In a filing in federal court, the state argues that the some of the recommendations of the special master's plan will be too costly and that the court needs to provide specific conditions for the five-year legal battle over the state's mental health system to end.
Attorneys for the state made the filing in the U.S. District Court for the Southern District of Mississippi before U.S. Judge Carlton Reeves in response to Dr. Michael Hogan, the special master appointed by the court to help draft a remedial plan.
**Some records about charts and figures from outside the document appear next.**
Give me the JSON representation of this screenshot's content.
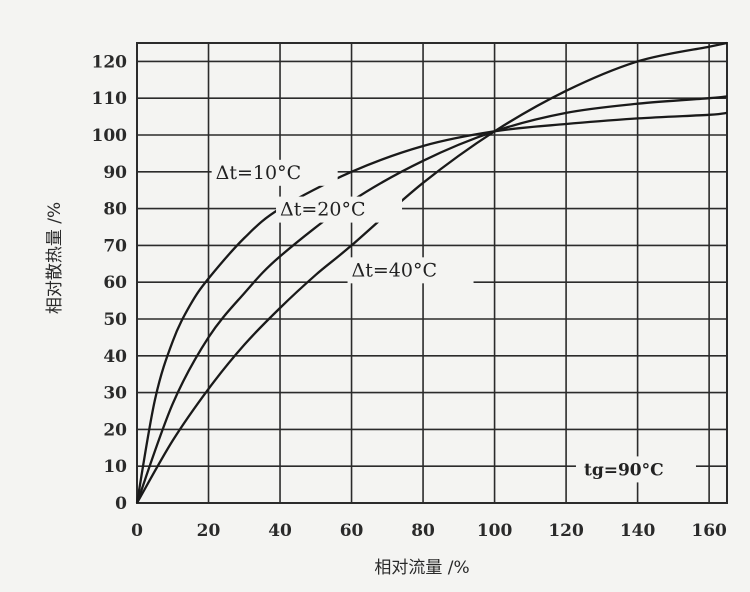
{
  "chart_data": {
    "type": "line",
    "xlabel": "相对流量 /%",
    "ylabel": "相对散热量 /%",
    "xlim": [
      0,
      165
    ],
    "ylim": [
      0,
      125
    ],
    "x_ticks": [
      0,
      20,
      40,
      60,
      80,
      100,
      120,
      140,
      160
    ],
    "y_ticks": [
      0,
      10,
      20,
      30,
      40,
      50,
      60,
      70,
      80,
      90,
      100,
      110,
      120
    ],
    "grid": true,
    "series": [
      {
        "name": "Δt=10°C",
        "x": [
          0,
          5,
          10,
          15,
          20,
          30,
          40,
          60,
          80,
          100,
          120,
          140,
          160,
          165
        ],
        "y": [
          0,
          28,
          44,
          54,
          61,
          72,
          80,
          90,
          97,
          101,
          103,
          104.5,
          105.5,
          106
        ]
      },
      {
        "name": "Δt=20°C",
        "x": [
          0,
          10,
          20,
          30,
          40,
          60,
          80,
          100,
          120,
          140,
          160,
          165
        ],
        "y": [
          0,
          27,
          45,
          57,
          67,
          82,
          93,
          101,
          106,
          108.5,
          110,
          110.5
        ]
      },
      {
        "name": "Δt=40°C",
        "x": [
          0,
          10,
          20,
          30,
          40,
          50,
          60,
          80,
          100,
          120,
          140,
          160,
          165
        ],
        "y": [
          0,
          17,
          31,
          43,
          53,
          62,
          70,
          87,
          101,
          112,
          120,
          124,
          125
        ]
      }
    ],
    "curve_labels": [
      "Δt=10°C",
      "Δt=20°C",
      "Δt=40°C"
    ],
    "annotation": "tg=90°C"
  }
}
Hogan's plan says the state should implement plan to provide peer support services at the county mental health clinics statewide by fiscal 2022, something that the state argues doesn't have a standardized method of providing support, that 90 percent of adults with serious mental illness don't use them and the proportion who did got little use from them. The state also argues that the evidence at trial reveals that peer support is the least effective service in preventing hospitalization.
The state also disputes the need for post-trial clinical review process to assess those receiving treatment at local clinics or the state's psychiatric hospitals and the need for the court to appoint a monitor to ensure its compliance with the Americans With Disabilities Act.
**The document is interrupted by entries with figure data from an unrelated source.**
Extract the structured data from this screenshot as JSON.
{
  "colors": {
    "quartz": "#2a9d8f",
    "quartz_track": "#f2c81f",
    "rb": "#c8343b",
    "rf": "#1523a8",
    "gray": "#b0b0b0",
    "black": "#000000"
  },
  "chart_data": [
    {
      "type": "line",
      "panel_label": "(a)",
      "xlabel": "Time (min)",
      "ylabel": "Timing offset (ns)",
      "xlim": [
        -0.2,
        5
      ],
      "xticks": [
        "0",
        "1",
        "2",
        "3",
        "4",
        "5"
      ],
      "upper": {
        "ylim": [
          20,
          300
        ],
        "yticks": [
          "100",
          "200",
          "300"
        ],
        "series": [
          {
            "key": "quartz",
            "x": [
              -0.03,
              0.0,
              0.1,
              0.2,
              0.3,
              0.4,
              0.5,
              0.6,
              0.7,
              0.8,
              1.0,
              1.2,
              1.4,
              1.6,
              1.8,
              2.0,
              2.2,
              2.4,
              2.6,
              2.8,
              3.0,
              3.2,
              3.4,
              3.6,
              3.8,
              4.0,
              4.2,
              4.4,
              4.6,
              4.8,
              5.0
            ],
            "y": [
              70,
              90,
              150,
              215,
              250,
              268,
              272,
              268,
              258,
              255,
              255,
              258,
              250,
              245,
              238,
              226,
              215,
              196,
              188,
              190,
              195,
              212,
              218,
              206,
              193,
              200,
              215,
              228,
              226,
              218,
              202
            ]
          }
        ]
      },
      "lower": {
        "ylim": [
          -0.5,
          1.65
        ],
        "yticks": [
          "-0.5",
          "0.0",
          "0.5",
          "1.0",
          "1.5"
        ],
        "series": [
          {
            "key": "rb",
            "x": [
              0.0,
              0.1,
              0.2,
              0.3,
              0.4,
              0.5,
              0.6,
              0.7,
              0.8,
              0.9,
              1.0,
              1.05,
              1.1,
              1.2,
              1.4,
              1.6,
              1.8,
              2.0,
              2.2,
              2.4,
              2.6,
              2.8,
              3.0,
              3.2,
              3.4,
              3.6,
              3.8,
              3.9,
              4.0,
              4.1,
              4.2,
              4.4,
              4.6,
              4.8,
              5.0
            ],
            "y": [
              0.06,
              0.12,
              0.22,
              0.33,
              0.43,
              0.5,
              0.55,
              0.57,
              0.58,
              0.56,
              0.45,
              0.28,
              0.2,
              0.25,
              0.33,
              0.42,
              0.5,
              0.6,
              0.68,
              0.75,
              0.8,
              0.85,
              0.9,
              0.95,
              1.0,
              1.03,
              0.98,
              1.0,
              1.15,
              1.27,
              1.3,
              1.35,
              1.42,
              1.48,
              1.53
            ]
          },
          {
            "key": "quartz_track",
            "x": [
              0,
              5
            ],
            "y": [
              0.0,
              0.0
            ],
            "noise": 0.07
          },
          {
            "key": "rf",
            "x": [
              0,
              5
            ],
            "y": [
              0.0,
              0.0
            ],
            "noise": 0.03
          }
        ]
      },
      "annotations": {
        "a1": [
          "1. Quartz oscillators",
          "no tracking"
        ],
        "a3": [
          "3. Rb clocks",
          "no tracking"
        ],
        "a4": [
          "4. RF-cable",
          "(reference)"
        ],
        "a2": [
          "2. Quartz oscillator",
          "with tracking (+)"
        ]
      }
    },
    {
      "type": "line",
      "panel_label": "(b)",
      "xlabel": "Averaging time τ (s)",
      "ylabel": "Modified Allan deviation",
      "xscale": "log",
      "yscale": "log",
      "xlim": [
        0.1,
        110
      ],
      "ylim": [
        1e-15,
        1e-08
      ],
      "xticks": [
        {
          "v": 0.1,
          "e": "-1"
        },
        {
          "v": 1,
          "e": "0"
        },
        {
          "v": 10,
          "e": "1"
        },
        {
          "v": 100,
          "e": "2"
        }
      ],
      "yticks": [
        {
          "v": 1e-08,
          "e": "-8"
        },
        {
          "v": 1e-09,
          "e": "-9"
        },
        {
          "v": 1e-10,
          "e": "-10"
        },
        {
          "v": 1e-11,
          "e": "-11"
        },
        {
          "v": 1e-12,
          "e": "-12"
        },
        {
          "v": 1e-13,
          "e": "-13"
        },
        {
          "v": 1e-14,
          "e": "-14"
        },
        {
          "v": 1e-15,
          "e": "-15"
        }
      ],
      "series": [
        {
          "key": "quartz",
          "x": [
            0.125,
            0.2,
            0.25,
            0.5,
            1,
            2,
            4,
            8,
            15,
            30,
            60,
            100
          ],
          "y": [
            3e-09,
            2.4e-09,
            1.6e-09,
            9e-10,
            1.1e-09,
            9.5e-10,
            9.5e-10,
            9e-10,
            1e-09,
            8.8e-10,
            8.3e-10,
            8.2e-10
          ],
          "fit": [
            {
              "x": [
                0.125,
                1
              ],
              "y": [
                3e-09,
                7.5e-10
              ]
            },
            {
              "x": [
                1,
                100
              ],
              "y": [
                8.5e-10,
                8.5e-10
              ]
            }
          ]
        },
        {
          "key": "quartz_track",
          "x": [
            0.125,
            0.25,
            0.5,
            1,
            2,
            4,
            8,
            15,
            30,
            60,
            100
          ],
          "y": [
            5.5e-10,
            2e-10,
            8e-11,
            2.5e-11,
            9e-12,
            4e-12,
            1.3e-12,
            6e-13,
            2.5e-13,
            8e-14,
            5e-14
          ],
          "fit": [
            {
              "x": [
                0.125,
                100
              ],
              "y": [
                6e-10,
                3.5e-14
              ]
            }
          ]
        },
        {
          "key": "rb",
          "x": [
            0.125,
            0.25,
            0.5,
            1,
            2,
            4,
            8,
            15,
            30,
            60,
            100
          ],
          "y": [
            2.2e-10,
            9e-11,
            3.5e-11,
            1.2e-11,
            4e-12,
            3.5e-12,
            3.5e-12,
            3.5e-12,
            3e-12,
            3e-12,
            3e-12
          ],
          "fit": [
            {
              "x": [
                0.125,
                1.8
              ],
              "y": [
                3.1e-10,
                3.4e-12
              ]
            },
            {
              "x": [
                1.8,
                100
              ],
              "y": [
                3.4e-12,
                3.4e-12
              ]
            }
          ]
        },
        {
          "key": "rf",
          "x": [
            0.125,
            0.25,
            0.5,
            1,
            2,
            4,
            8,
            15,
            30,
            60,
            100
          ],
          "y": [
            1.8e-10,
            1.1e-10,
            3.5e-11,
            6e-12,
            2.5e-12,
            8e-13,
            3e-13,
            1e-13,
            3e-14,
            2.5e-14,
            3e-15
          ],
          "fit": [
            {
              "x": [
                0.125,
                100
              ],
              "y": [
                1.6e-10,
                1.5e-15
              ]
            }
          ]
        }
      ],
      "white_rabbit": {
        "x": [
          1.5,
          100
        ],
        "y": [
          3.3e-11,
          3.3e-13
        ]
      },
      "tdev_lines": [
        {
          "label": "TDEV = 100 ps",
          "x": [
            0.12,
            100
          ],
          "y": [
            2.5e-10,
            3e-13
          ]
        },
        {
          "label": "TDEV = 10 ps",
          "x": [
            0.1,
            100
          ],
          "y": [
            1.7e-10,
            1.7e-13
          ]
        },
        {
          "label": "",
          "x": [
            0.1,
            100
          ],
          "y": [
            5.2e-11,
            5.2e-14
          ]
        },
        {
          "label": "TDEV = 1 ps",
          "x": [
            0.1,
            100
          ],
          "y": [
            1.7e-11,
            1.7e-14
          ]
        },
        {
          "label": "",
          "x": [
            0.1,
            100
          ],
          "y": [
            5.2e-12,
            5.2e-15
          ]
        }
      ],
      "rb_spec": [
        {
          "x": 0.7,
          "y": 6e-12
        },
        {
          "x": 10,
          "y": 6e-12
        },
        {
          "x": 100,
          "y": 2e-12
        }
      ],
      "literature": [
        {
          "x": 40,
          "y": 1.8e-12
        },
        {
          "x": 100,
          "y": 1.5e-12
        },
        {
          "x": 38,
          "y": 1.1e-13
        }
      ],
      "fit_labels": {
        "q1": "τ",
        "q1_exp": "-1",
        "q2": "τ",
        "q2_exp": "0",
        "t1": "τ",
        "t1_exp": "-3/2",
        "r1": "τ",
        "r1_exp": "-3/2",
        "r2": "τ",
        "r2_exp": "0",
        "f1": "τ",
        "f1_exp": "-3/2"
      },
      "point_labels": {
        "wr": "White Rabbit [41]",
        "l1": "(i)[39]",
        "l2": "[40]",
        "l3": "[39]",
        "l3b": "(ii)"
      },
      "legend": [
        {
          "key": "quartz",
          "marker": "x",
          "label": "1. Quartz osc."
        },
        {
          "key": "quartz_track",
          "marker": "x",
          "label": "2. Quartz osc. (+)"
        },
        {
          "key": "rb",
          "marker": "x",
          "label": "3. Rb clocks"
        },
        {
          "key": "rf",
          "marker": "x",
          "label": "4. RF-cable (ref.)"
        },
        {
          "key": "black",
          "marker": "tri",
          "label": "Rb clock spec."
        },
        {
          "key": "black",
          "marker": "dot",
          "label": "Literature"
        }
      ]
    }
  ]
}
As far as housing for the seriously mentally ill, the state argues that the expansion recommended by the special master of 250 additional vouchers (at $8,000 per voucher) in fiscal 2022 and an additional 250 in fiscal 2023 would add up to $4 million in additional spending annually. Attorneys for the state argue that represents a concern over federalism since the money might have be taken from other programs.
The state says in its filing that the remedial plan doesn't provide a clear and specific path to terminating the court's supervision and that not having that specificity amounts to a formula for a perpetual or near-perpetual order with no escape.
The lawsuit by the U.S. Department of Justice's Civil Rights Division, which was filed in 2016, alleges that Mississippi depends too much on segregated state hospital settings and not enough community-based alternatives, which can provide an alternative to hospitalization for many with serious mental illnesses.
The federal government says the state's mental health system violates the 1999 U.S. Supreme Court decision, Olmstead v. L.C., in which the court says individuals with mental disabilities have the right to live in the community under the Americans With Disabilities Act rather than be institutionalized.
The Department of Justice began an investigation in 2011 and issued a findings letter to then-Gov. Haley Barbour. The state and the DOJ went into a round of negotiations to come up with a solution acceptable to both sides, but the DOJ later filed a lawsuit against the state on August 11, 2016 filed in U.S. District Court.
The federal government won the first round on September 3, 2019 after a four-week bench trial conducted by U.S. District Judge Carlton Reeves. He ruled in favor of the federal government and designated a special master to help the court draft a remedial plan.